Jumat, Maret 27, 2009

Pendidikan Anti Pembekuan

Pendidikan bergaya banking education dengan bersikap top down ternyata tidak dapat mewujudkan pendidikan yang kritis malah terjadi pembekuan nalar maka untuk mewujudkan pendidikan yang dapat mengantarkan anak didik menjadi kritis, Poulo freire menawarkan pendidikan yang bergaya PMMS agar tercipta pendidikan yang dialogis sehingga dapat menyelesaikan ketimpangan-ketimpangan diranah kehidupan.

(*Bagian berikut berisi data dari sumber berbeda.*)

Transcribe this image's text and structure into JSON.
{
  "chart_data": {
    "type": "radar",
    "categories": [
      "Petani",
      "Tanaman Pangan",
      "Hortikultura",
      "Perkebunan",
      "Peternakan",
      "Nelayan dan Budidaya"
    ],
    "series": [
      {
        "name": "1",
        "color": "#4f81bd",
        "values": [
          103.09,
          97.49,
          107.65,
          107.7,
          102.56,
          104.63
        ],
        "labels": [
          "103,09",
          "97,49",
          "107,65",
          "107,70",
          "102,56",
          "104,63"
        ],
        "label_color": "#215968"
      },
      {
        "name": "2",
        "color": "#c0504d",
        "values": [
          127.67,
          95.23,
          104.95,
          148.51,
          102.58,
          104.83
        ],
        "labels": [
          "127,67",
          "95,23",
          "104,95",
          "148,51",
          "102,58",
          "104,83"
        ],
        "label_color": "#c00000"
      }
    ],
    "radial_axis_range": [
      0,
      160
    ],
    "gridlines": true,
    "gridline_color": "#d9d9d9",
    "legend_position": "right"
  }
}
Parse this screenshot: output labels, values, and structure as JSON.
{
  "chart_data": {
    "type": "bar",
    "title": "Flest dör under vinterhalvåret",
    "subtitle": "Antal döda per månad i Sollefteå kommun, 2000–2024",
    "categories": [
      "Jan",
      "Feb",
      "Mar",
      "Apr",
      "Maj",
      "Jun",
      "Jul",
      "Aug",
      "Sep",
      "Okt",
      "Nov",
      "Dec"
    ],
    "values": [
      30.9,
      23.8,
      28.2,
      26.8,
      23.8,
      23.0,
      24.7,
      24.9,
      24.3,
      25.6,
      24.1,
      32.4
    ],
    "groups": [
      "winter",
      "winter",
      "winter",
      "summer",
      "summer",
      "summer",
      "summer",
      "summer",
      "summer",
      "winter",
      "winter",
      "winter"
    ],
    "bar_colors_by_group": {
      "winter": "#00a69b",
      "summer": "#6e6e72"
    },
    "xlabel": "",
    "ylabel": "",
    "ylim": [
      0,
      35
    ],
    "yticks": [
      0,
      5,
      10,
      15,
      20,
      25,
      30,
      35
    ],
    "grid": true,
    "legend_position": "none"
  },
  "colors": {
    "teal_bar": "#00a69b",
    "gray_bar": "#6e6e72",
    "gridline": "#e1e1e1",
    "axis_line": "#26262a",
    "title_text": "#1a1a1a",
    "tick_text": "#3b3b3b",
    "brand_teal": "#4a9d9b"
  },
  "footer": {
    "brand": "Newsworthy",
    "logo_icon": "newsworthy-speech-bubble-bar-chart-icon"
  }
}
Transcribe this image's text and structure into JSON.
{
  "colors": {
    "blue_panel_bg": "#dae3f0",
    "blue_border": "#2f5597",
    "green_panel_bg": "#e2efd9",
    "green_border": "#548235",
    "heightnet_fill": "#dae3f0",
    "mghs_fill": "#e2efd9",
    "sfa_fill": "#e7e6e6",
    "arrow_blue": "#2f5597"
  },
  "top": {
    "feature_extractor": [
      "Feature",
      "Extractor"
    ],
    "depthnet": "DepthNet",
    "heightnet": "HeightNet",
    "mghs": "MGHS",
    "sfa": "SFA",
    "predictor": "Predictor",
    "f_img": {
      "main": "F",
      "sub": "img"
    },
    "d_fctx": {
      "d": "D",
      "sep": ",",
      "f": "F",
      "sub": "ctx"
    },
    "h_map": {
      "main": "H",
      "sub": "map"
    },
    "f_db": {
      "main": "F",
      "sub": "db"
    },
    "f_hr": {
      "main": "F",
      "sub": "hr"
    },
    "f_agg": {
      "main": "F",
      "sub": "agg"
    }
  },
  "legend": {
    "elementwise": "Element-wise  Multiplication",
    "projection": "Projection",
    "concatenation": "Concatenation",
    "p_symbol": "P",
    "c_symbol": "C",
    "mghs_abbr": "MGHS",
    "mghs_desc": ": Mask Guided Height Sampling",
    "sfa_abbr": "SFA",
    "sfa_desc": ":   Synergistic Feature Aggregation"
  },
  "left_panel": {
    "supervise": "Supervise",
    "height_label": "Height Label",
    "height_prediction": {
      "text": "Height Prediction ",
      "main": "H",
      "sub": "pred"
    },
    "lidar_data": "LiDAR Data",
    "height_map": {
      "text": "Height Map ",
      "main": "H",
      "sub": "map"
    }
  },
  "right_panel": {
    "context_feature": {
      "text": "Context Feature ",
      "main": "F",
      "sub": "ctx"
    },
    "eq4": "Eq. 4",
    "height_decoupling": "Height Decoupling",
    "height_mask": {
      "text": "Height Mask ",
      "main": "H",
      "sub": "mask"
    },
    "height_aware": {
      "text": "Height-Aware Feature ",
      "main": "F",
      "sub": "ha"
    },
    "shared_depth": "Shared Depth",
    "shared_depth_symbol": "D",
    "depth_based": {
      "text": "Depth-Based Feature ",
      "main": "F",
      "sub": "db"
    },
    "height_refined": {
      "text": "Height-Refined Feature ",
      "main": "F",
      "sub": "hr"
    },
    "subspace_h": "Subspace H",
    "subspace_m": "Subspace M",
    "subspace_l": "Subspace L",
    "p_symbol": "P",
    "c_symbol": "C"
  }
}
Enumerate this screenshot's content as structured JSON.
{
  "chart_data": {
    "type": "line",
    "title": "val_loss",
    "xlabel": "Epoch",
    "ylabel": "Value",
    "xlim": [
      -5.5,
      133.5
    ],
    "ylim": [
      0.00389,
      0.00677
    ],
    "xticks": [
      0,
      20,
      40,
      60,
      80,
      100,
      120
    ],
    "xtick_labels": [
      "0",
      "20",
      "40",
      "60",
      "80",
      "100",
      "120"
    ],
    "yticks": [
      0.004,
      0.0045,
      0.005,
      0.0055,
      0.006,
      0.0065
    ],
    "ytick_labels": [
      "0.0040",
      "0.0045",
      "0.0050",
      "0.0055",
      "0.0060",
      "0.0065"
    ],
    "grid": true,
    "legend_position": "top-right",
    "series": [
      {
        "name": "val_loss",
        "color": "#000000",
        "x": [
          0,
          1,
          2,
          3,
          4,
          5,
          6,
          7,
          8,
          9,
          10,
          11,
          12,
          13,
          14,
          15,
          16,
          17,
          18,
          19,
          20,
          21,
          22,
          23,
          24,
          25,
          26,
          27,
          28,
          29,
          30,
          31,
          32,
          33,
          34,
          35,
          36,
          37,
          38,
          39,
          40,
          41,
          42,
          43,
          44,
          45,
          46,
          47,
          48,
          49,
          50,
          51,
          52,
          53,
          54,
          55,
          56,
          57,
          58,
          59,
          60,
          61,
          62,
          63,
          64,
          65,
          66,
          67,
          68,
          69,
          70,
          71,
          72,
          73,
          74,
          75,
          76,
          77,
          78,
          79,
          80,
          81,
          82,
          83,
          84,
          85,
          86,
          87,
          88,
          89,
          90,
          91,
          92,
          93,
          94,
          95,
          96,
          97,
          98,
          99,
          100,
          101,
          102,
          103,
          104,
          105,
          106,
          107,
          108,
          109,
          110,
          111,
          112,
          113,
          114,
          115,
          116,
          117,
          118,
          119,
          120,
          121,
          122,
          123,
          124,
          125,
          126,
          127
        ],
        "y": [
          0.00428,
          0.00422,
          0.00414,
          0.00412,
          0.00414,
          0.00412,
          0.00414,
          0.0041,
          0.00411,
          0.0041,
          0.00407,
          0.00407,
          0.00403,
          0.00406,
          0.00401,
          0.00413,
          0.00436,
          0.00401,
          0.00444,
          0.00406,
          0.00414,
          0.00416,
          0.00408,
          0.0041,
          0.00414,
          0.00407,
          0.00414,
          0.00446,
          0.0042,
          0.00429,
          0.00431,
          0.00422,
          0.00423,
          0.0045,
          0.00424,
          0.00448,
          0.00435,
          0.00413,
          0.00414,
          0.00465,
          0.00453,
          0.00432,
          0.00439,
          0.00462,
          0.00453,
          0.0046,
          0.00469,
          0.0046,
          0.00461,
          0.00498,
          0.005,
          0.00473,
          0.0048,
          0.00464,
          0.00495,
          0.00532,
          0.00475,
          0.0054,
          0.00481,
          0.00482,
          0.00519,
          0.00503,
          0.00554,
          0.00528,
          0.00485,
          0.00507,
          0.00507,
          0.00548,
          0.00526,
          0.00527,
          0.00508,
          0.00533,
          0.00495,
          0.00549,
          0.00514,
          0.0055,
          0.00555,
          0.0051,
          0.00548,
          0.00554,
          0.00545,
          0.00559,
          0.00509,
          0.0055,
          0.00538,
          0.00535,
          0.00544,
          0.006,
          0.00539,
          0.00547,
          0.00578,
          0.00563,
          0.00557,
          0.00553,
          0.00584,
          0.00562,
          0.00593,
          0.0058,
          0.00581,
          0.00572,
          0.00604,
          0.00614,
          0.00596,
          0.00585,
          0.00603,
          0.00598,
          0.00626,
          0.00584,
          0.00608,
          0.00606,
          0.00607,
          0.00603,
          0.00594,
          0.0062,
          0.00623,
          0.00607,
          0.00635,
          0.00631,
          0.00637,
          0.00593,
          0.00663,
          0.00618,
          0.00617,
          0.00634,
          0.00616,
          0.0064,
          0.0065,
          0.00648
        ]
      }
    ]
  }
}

Seperti yang telah dikatakan oleh kuant tsu bahwa Jika anda hanya memperhatikankan keadaan satu tahun mendatang, cukuplah anda taburkan benih. Jika anda memperhatikan keadaan sepuluh tahun mendatang, tanamlah sebatang pohon. Dan jika anda memprihatinkan keadaan seratus tahun mendatang berikanlah pendidikan yang benar kepada rakyat.

Sesuai dengan penggalan kalimat diatas, maka hal yang paling signifikan sekaligus harus diperhatikan adalah bagaimana menciptakan pendidikan yang benar-benar dapat menjadikan rakyat/anak didik menjadi lebih kritis sekaligus dapat mengantarkan anak didik menjadi berkwalitas sehingga ketika anak didik pada umumnya mendapatkan berbagai macam permasalahan baik yang berkaitan dengan kondisi sosial budaya maupun politik dapat terselesaikan.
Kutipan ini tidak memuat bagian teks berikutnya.